Yields on the benchmark 10-year Treasury are in a holding pattern after receding from highs last month as investors await the first clue as to how fast the U.S. economy is growing when GDP for the first quarter is released on Thursday.
The Federal Reserve meeting on Tuesday and Wednesday is not expected to produce any changes in monetary policy and little change in the tenor of Chairman Jerome Powell’s remarks, which will convey optimism about the economy but concern about the remaining risks and the need to maintain easy money until maximum employment is reached.
Wells Fargo analyst Michael Schumacher told CNBC that the 10-year yield could hit 2.1-2.4% by year-end, which he considers an aggressive forecast. Larry Lindsey, the former director of the National Economic Council, is more aggressive, however, predicting 3% by the end of this year.
For now, that benchmark yield is oscillating between 1.5 and 1.6%, with a spike above that range a week ago.
If GDP growth comes in much higher than the consensus 6.9%, or new jobless claims come in significantly lower than the 550,000 forecast, investors may react, anticipating stronger increases in inflation if the economy is running hotter than expected.
Meanwhile, the European Central Bank is following through on its pledge to speed up its emergency bond purchases to support the lagging European economy. The ECB bought a net €22.25 billion in the week to Apr. 23, an increase of more than a third from the previous week and the largest since end-June.

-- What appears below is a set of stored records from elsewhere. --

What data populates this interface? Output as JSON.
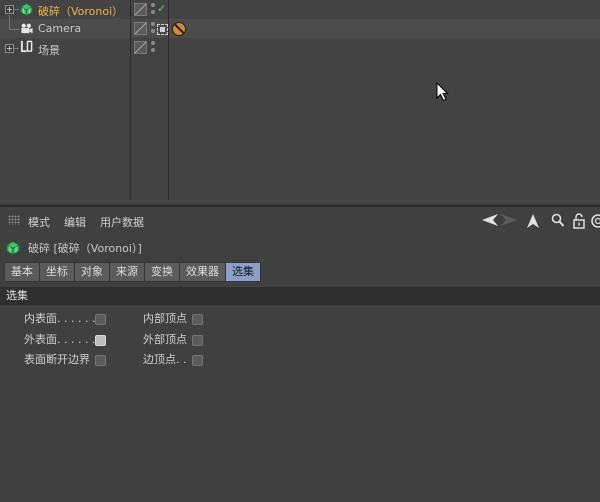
{
  "object_manager": {
    "objects": [
      {
        "label": "破碎（Voronoi）",
        "icon": "voronoi-fracture-icon",
        "active": true
      },
      {
        "label": "Camera",
        "icon": "camera-icon"
      },
      {
        "label": "场景",
        "icon": "null-object-icon"
      }
    ],
    "check_mark": "✓"
  },
  "attribute_manager": {
    "menu": [
      "模式",
      "编辑",
      "用户数据"
    ],
    "title": "破碎 [破碎（Voronoi）]",
    "tabs": [
      "基本",
      "坐标",
      "对象",
      "来源",
      "变换",
      "效果器",
      "选集"
    ],
    "active_tab": "选集",
    "section_title": "选集",
    "options_left": [
      {
        "label": "内表面. . . . . .",
        "checked": false
      },
      {
        "label": "外表面. . . . . .",
        "checked": true
      },
      {
        "label": "表面断开边界",
        "checked": false
      }
    ],
    "options_right": [
      {
        "label": "内部顶点",
        "checked": false
      },
      {
        "label": "外部顶点",
        "checked": false
      },
      {
        "label": "边顶点. .",
        "checked": false
      }
    ]
  },
  "colors": {
    "active_object": "#f2b63c",
    "active_tab": "#8aa0c8",
    "check_green": "#5fcf5f"
  }
}
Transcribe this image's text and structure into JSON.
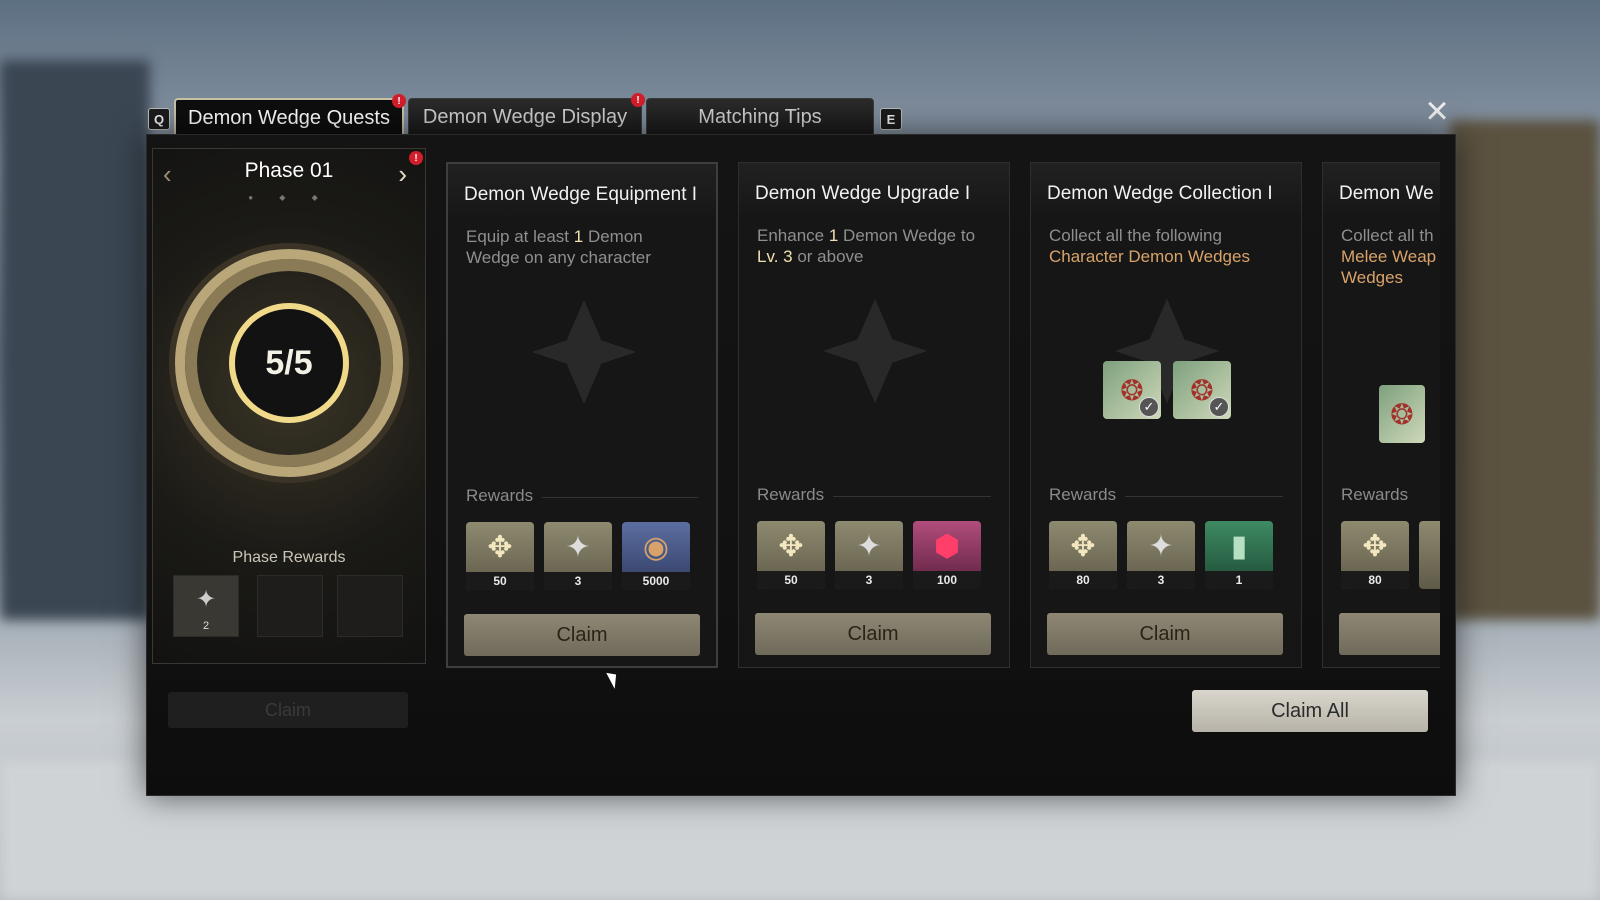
{
  "tabs": {
    "prev_key": "Q",
    "next_key": "E",
    "items": [
      {
        "label": "Demon Wedge Quests",
        "alert": "!"
      },
      {
        "label": "Demon Wedge Display",
        "alert": "!"
      },
      {
        "label": "Matching Tips"
      }
    ]
  },
  "close_icon": "close-icon",
  "phase": {
    "title": "Phase 01",
    "alert": "!",
    "progress": "5/5",
    "rewards_label": "Phase Rewards",
    "rewards": [
      {
        "count": "2"
      }
    ],
    "claim_label": "Claim"
  },
  "cards": [
    {
      "title": "Demon Wedge Equipment I",
      "desc_a": "Equip at least ",
      "desc_hl": "1",
      "desc_b": " Demon Wedge on any character",
      "rewards_label": "Rewards",
      "rewards": [
        {
          "count": "50"
        },
        {
          "count": "3"
        },
        {
          "count": "5000"
        }
      ],
      "claim_label": "Claim"
    },
    {
      "title": "Demon Wedge Upgrade I",
      "desc_a": "Enhance ",
      "desc_hl": "1",
      "desc_b": " Demon Wedge to ",
      "desc_hl2": "Lv. 3",
      "desc_c": " or above",
      "rewards_label": "Rewards",
      "rewards": [
        {
          "count": "50"
        },
        {
          "count": "3"
        },
        {
          "count": "100"
        }
      ],
      "claim_label": "Claim"
    },
    {
      "title": "Demon Wedge Collection I",
      "desc_a": "Collect all the following",
      "desc_hl": "Character Demon Wedges",
      "rewards_label": "Rewards",
      "rewards": [
        {
          "count": "80"
        },
        {
          "count": "3"
        },
        {
          "count": "1"
        }
      ],
      "claim_label": "Claim"
    },
    {
      "title": "Demon We",
      "desc_a": "Collect all th",
      "desc_hl": "Melee Weap",
      "desc_hl2": "Wedges",
      "rewards_label": "Rewards",
      "rewards": [
        {
          "count": "80"
        }
      ],
      "claim_label": "C"
    }
  ],
  "claim_all_label": "Claim All"
}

Canada’s central bank is going in the other direction. Bank of Canada Governor Tiff Macklem announced last week the bank would reduce its weekly minimum purchases of government bonds to C$3 billion from C$4 billion, becoming the first major central bank to start tapering its asset purchases.
As in the U.S., the 10-year bond yield in Canada has risen sharply in the past several weeks and has now plateaued at just about 1.5%.
Meanwhile, Germany’s prickly Constitutional Court gave a green light to Berlin’s ratification of the European Union recovery plan, which entails the EU issuing €750 billion in bonds in its own name, a novelty that German euroskeptics challenged. The court briefly paused the ratification but now is letting it go ahead, while indicating that it is keeping a close eye on how much control Berlin has over its liabilities.
Germany is very sensitive to the issue of mutualization of the debt, which could leave German taxpayers on the hook for nonpayment by less conscientious countries—which for them means virtually every other country in the EU.
Yield on the German 10-year bond, which functions as an ersatz benchmark for the EU, has risen sharply in the past couple of months, while remaining in negative territory. It was trading Monday at just a notch below minus 0.25%, compared with its 52-week low of minus 0.67%.
More than a year since it was first announced, only two-thirds of the 27 EU member countries have ratified the EU recovery plan, making it a tight fit for Brussels to start selling bonds in June and disbursing funds in July. If the EU performs as usual, it may be after the August break before any serious funds are raised or doled out.